Одна маленькая девочка сидит спиной ко всем и возится с куклой. Длинные, мягкие, как шелк, волосы то и дело падают ей на глаза, и то и дело она, оставляя куклу, покорно двумя ручонками откидывает свои волосы назад. Но они опять падают.
Нина отошла от мальчиков и подсела к маленькой девочке.
— Вот умница, Тото, ты любишь куклу?
Тото подняла головку, оправила волосы и, радостно показывая на куклу, сказала счастливым голосом:
— Пупе… [13]
Она только и знала одно слово: пупе.
— Ах ты, пупе, — сказала Нина и поцеловала Тото.

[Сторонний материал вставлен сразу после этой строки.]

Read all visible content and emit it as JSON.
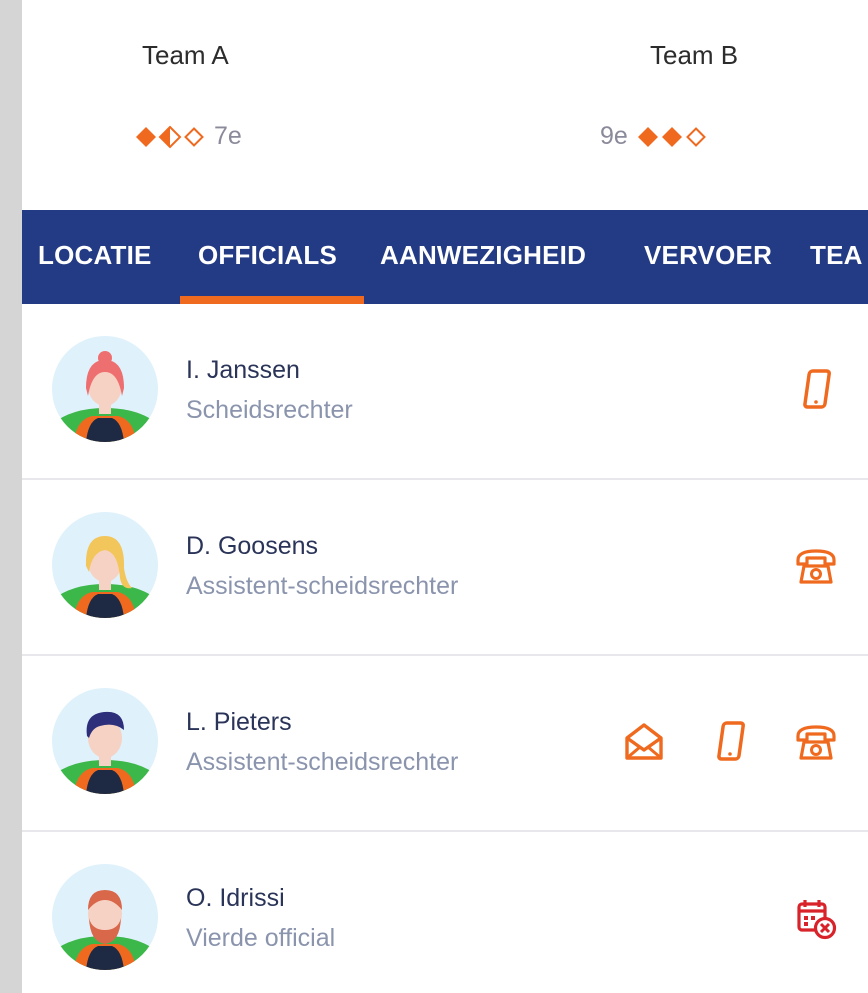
{
  "match": {
    "team_a": {
      "name": "Team A",
      "rank": "7e",
      "form": [
        "full",
        "half",
        "empty"
      ]
    },
    "team_b": {
      "name": "Team B",
      "rank": "9e",
      "form": [
        "full",
        "full",
        "empty"
      ]
    }
  },
  "tabs": [
    {
      "label": "LOCATIE",
      "active": false
    },
    {
      "label": "OFFICIALS",
      "active": true
    },
    {
      "label": "AANWEZIGHEID",
      "active": false
    },
    {
      "label": "VERVOER",
      "active": false
    },
    {
      "label": "TEA",
      "active": false
    }
  ],
  "officials": [
    {
      "name": "I. Janssen",
      "role": "Scheidsrechter",
      "avatar": "avatar-woman-red-hair",
      "contacts": [
        "mobile-phone-icon"
      ]
    },
    {
      "name": "D. Goosens",
      "role": "Assistent-scheidsrechter",
      "avatar": "avatar-woman-blonde-hair",
      "contacts": [
        "landline-phone-icon"
      ]
    },
    {
      "name": "L. Pieters",
      "role": "Assistent-scheidsrechter",
      "avatar": "avatar-man-dark-hair",
      "contacts": [
        "email-icon",
        "mobile-phone-icon",
        "landline-phone-icon"
      ]
    },
    {
      "name": "O. Idrissi",
      "role": "Vierde official",
      "avatar": "avatar-man-beard",
      "contacts": [
        "calendar-unavailable-icon"
      ]
    }
  ],
  "colors": {
    "accent": "#ef6a1f",
    "nav_bg": "#233a84",
    "unavailable": "#d8232a"
  }
}
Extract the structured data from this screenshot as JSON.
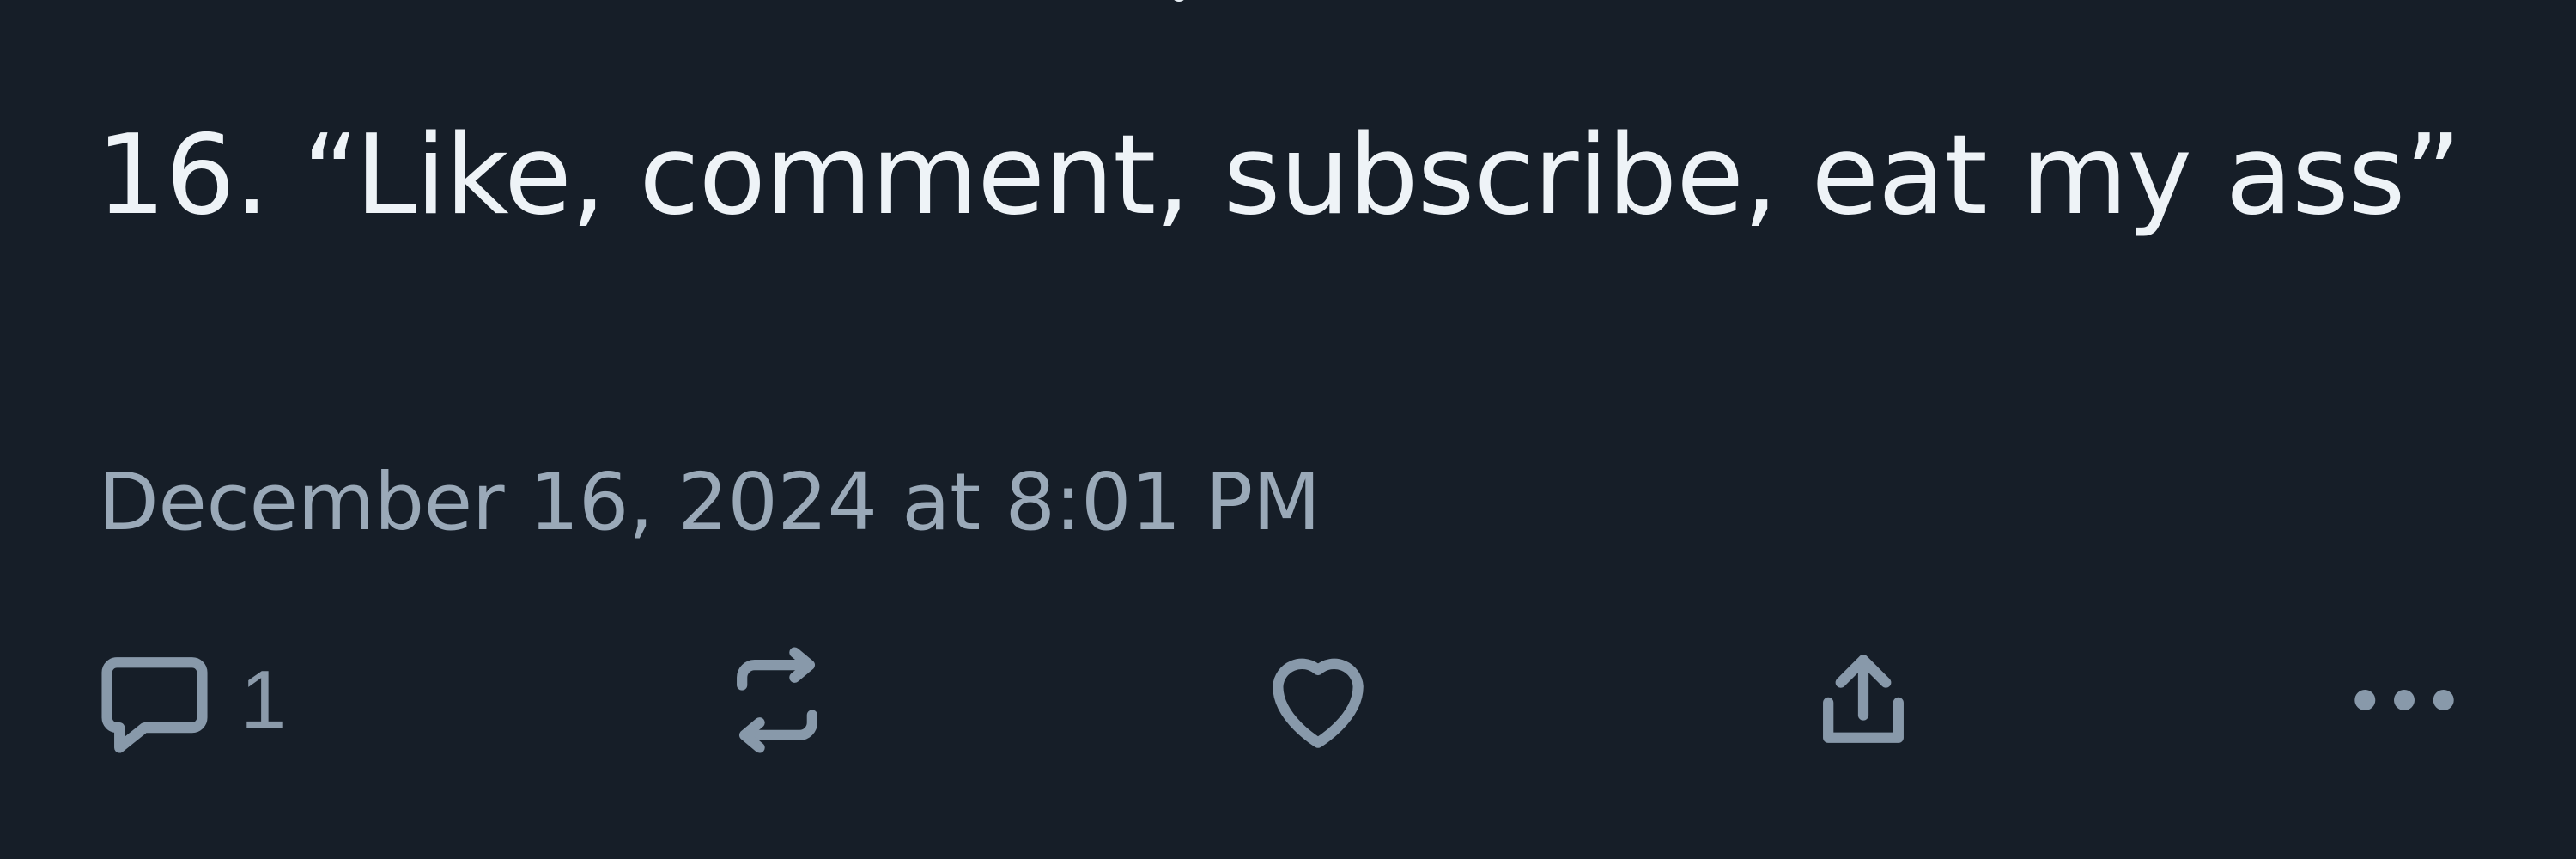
{
  "post": {
    "text": "16. “Like, comment, subscribe, eat my ass”",
    "timestamp": "December 16, 2024 at 8:01 PM"
  },
  "actions": {
    "reply_count": "1"
  },
  "icons": {
    "reply": "speech-bubble-icon",
    "repost": "repost-icon",
    "like": "heart-icon",
    "share": "share-icon",
    "more": "more-horizontal-icon"
  },
  "colors": {
    "background": "#161e28",
    "text": "#eef3f7",
    "muted": "#9aa9b8",
    "icon": "#8899aa"
  }
}
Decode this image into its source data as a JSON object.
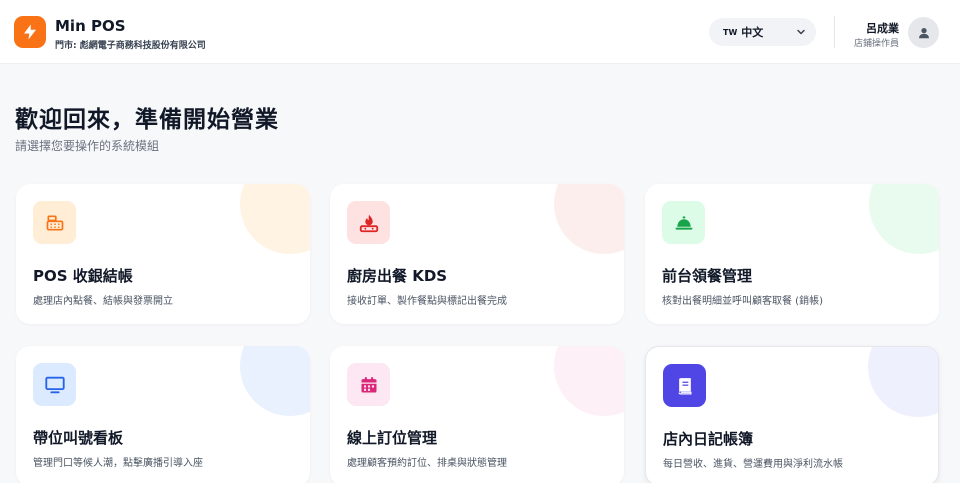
{
  "header": {
    "app_name": "Min POS",
    "store_line": "門市: 彪網電子商務科技股份有限公司",
    "language": {
      "flag_code": "TW",
      "label": "中文"
    },
    "user": {
      "name": "呂成業",
      "role": "店鋪操作員"
    }
  },
  "welcome": {
    "title": "歡迎回來，準備開始營業",
    "subtitle": "請選擇您要操作的系統模組"
  },
  "modules": [
    {
      "title": "POS 收銀結帳",
      "desc": "處理店內點餐、結帳與發票開立",
      "icon": "cash-register-icon",
      "accent": "#f97316",
      "tint": "#ffedd5",
      "blob": "#fff3e4"
    },
    {
      "title": "廚房出餐 KDS",
      "desc": "接收訂單、製作餐點與標記出餐完成",
      "icon": "stove-fire-icon",
      "accent": "#dc2626",
      "tint": "#fee2e2",
      "blob": "#fdeeee"
    },
    {
      "title": "前台領餐管理",
      "desc": "核對出餐明細並呼叫顧客取餐 (銷帳)",
      "icon": "service-bell-icon",
      "accent": "#16a34a",
      "tint": "#dcfce7",
      "blob": "#e9fbef"
    },
    {
      "title": "帶位叫號看板",
      "desc": "管理門口等候人潮，點擊廣播引導入座",
      "icon": "monitor-icon",
      "accent": "#2563eb",
      "tint": "#dbeafe",
      "blob": "#eaf1fe"
    },
    {
      "title": "線上訂位管理",
      "desc": "處理顧客預約訂位、排桌與狀態管理",
      "icon": "calendar-icon",
      "accent": "#db2777",
      "tint": "#fce7f3",
      "blob": "#fdf0f6"
    },
    {
      "title": "店內日記帳簿",
      "desc": "每日營收、進貨、營運費用與淨利流水帳",
      "icon": "ledger-book-icon",
      "accent": "#ffffff",
      "tint": "#4f46e5",
      "blob": "#eef0fd"
    }
  ]
}
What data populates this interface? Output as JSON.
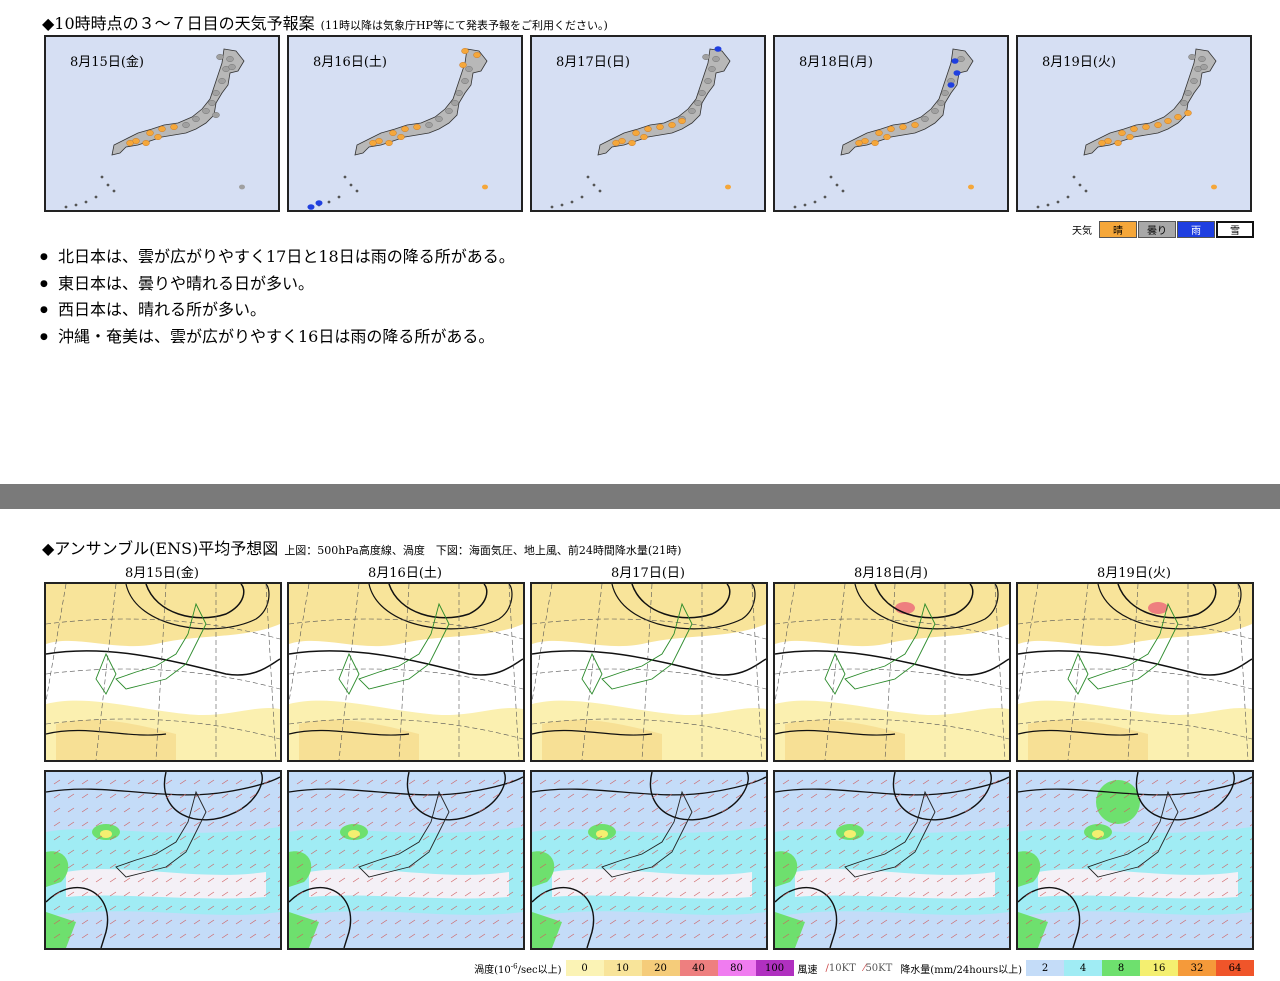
{
  "forecast": {
    "title": "◆10時時点の３～７日目の天気予報案",
    "note": "(11時以降は気象庁HP等にて発表予報をご利用ください。)",
    "days": [
      {
        "date": "8月15日(金)"
      },
      {
        "date": "8月16日(土)"
      },
      {
        "date": "8月17日(日)"
      },
      {
        "date": "8月18日(月)"
      },
      {
        "date": "8月19日(火)"
      }
    ],
    "legend": {
      "label": "天気",
      "items": [
        {
          "label": "晴",
          "color": "#f5a73a"
        },
        {
          "label": "曇り",
          "color": "#a8a8a8"
        },
        {
          "label": "雨",
          "color": "#1f3fe0"
        },
        {
          "label": "雪",
          "color": "#ffffff"
        }
      ]
    },
    "bullets": [
      "北日本は、雲が広がりやすく17日と18日は雨の降る所がある。",
      "東日本は、曇りや晴れる日が多い。",
      "西日本は、晴れる所が多い。",
      "沖縄・奄美は、雲が広がりやすく16日は雨の降る所がある。"
    ]
  },
  "ensemble": {
    "title": "◆アンサンブル(ENS)平均予想図",
    "note": "上図：500hPa高度線、渦度　下図：海面気圧、地上風、前24時間降水量(21時)",
    "days": [
      {
        "date": "8月15日(金)"
      },
      {
        "date": "8月16日(土)"
      },
      {
        "date": "8月17日(日)"
      },
      {
        "date": "8月18日(月)"
      },
      {
        "date": "8月19日(火)"
      }
    ],
    "legend": {
      "vorticity_label": "渦度(10",
      "vorticity_exp": "-6",
      "vorticity_tail": "/sec以上)",
      "vorticity_items": [
        {
          "label": "0",
          "color": "#fbf3b5"
        },
        {
          "label": "10",
          "color": "#f8e49a"
        },
        {
          "label": "20",
          "color": "#f5cc7a"
        },
        {
          "label": "40",
          "color": "#ee7f7f"
        },
        {
          "label": "80",
          "color": "#f07cf0"
        },
        {
          "label": "100",
          "color": "#b030c0"
        }
      ],
      "wind_label": "風速",
      "wind_10": "10KT",
      "wind_50": "50KT",
      "precip_label": "降水量(mm/24hours以上)",
      "precip_items": [
        {
          "label": "2",
          "color": "#c4dcf8"
        },
        {
          "label": "4",
          "color": "#a0ecf4"
        },
        {
          "label": "8",
          "color": "#6ee06e"
        },
        {
          "label": "16",
          "color": "#f4ef70"
        },
        {
          "label": "32",
          "color": "#f59a3a"
        },
        {
          "label": "64",
          "color": "#f0552a"
        }
      ]
    }
  }
}
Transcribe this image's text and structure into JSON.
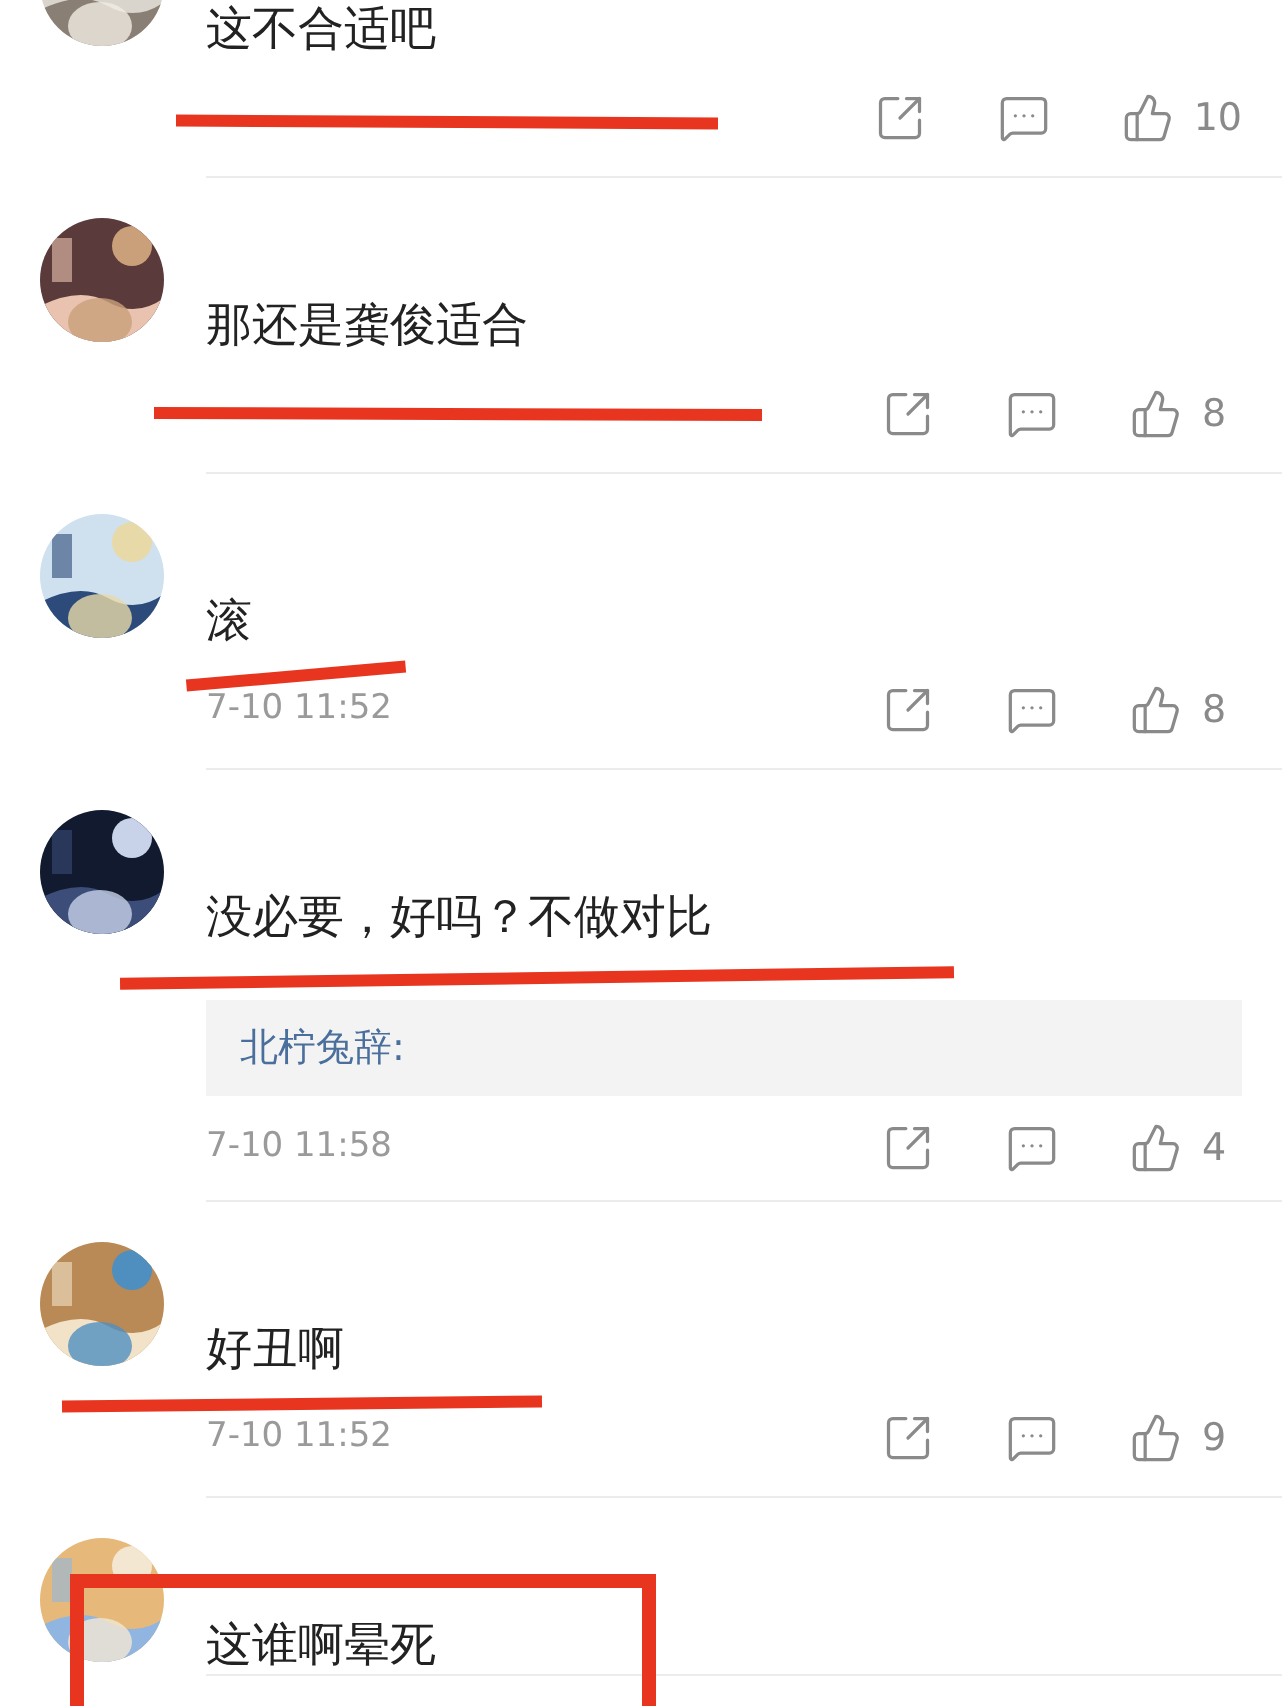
{
  "comments": [
    {
      "text": "这不合适吧",
      "likes": "10",
      "kind": "strike"
    },
    {
      "text": "那还是龚俊适合",
      "likes": "8",
      "kind": "strike"
    },
    {
      "text": "滚",
      "time": "7-10 11:52",
      "likes": "8",
      "kind": "underline"
    },
    {
      "text": "没必要，好吗？不做对比",
      "quote": "北柠兔辞:",
      "time": "7-10 11:58",
      "likes": "4",
      "kind": "underline"
    },
    {
      "text": "好丑啊",
      "time": "7-10 11:52",
      "likes": "9",
      "kind": "underline"
    },
    {
      "text": "这谁啊晕死",
      "kind": "box"
    }
  ]
}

— А ты знаешь, Нина, — подходя, озабоченно заговорила девочка немного постарше Тото, — няня говорит, что если мы будем хорошо играть с куколками, они полюбят нас и сделают нас тоже куколками.
13
Кукла (от нем.die Puppe)
— А ты хочешь быть куколкой?
У девочки загорелись глаза, и она счастливо сказала:
— Хо-очу…
— А кто эта большая дама в шляпке, которая вышла из дома и идет к детям?
Егор шепчет, что это его, Дима, тетя. Все дети увидели тетю и закричали:
— Тетя Маша, тетя Маша…
Тетя Маша, здоровая, веселая, полная, идет, и руки у нее заложены назади, но Дим видит, что она прячет, — она держит в руках повозочку с лошадкой и кучером.
— А кто, — весело, громко говорит тетя Маша, — из вас рожденник сегодня?